Anyway (en touts cas), one of my students mothers wanted to thank me for giving him a granola bar (thanks Katie and Sutton) after he cut this huge snake-bearing vine out of my courtyard. So, she invited me to church. And I went last Sunday. The student came to my house to show me how to get there. I put down my copy of Richard Dawkins "The God Delusion" and went to church in a tiny village in a remote country on a remote continent.

Imagine every stereotype you have in your head about what you think an African protestant celebration might be like . . . its all true. I arrived at 10 am and the men were seated on the right dressed in their sunday best: clean 'funtionaire' shoes, slacks, and shirts as well as some in the traditional full head-to-toe getup. The women were on the left with babies on backs and their wonderful african print matching outfits. Childen were at the front with the drum circle. I walked in the sactuary and immediately thought "yes! am i in a movie?"

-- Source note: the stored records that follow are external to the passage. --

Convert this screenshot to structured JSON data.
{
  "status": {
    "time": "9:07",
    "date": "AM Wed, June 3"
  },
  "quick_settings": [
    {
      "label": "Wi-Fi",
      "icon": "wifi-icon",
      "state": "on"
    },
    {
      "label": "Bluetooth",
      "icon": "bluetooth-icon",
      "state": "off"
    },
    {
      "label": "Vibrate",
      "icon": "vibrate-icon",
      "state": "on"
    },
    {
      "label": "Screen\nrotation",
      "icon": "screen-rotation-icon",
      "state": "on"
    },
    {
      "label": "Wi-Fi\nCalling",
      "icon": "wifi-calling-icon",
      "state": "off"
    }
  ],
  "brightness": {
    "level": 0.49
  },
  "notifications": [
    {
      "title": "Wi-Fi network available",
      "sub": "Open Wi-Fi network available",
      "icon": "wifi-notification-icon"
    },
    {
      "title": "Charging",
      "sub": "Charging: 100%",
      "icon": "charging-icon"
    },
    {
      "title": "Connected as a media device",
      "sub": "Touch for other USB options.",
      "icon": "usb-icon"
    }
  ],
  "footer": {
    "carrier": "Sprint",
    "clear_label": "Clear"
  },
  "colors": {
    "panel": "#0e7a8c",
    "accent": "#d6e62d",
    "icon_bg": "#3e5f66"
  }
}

The building is like all other African buildings: mud brick but then plastered on the outside and painted dark brown. There were a few windows and a small attempt at grand buttressed rafters. Or, you know, wood beams supporting the tin roof. Hanging in multitudes from the wooden beams were all these paper cut outs of flowers, spirals, shapes, stars, etc in colored paper that the children must have made. Purple, pink, white, yellow etc. Voila! The African equivalent of stained-glass. They were very sweet. There was one picture of a very feminine-looking anglo-saxon Jesus on the wall. A cross and plastic flowers in the shape of a heart framed the preachers head as he stood at the podium. A rose-window so to speak. We sat on small wooden benches - just typical african ones like i sit on when i wait for buses.

The service was in Moore so a really pretty and really nice lady sat next to me and translated the whole thing into french for me. Hah, wheni say "sat next to me" i mean in a Burkina way. Men and women - even married couples - NEVER touch each other in public. But, within the same gender there is absolutely no space. Men hang all over men, hold hands, wrap their arms around each other, touch touch touch. Women do the same with women. So the lady translating for me rested her arms in my lap and idly played with my skirt, knees, and hands. Which was very welcome because, since I work with mostly men I get almost no tactile comfort.

First, a man stood up front and would call out a phrase in Moore and we would sing the phrase together stepping and clapping with the drums and voices. Sometimes he would call on a member of the congregation for a song request. Men would sing something and women would respond. It was that kind of beautiful African singing where everyone is belting it out but no one is on the same key and yet it sounds so beautiful. As my translator wrote down the moore for me I would sing along with the whole group, about 50 people. It was so delightfully similar to being at camp mitchell in hoke right when all the campers are arriving and the counselors and CAs have to sing themselves silly.

We did the stepping and clapping for about an hour and then the actual preacher got and said something about sin and prayer. Then the whole group, except the nasara, errupted into shouts and erratic mumblings in moore with hands in the air many gesturing wildly. I would have loved to see the look on my startled face. Haha. Then he asked them to pray for peace and they errupted again in a chorus of babbles. This time i was prepared. No one looked at me funny because their eyes were all closed. Next, there were 3 readings: corinthians, then peter, and dueteronomy. And the preacher . . . preached. Mostly, it was about peace and loving your neighbor and living like Jesus - no guilt or tons of talk about sin. Then more emphatic erruptions of "tongues- sounding" prayer and finally, the best part: eucharist.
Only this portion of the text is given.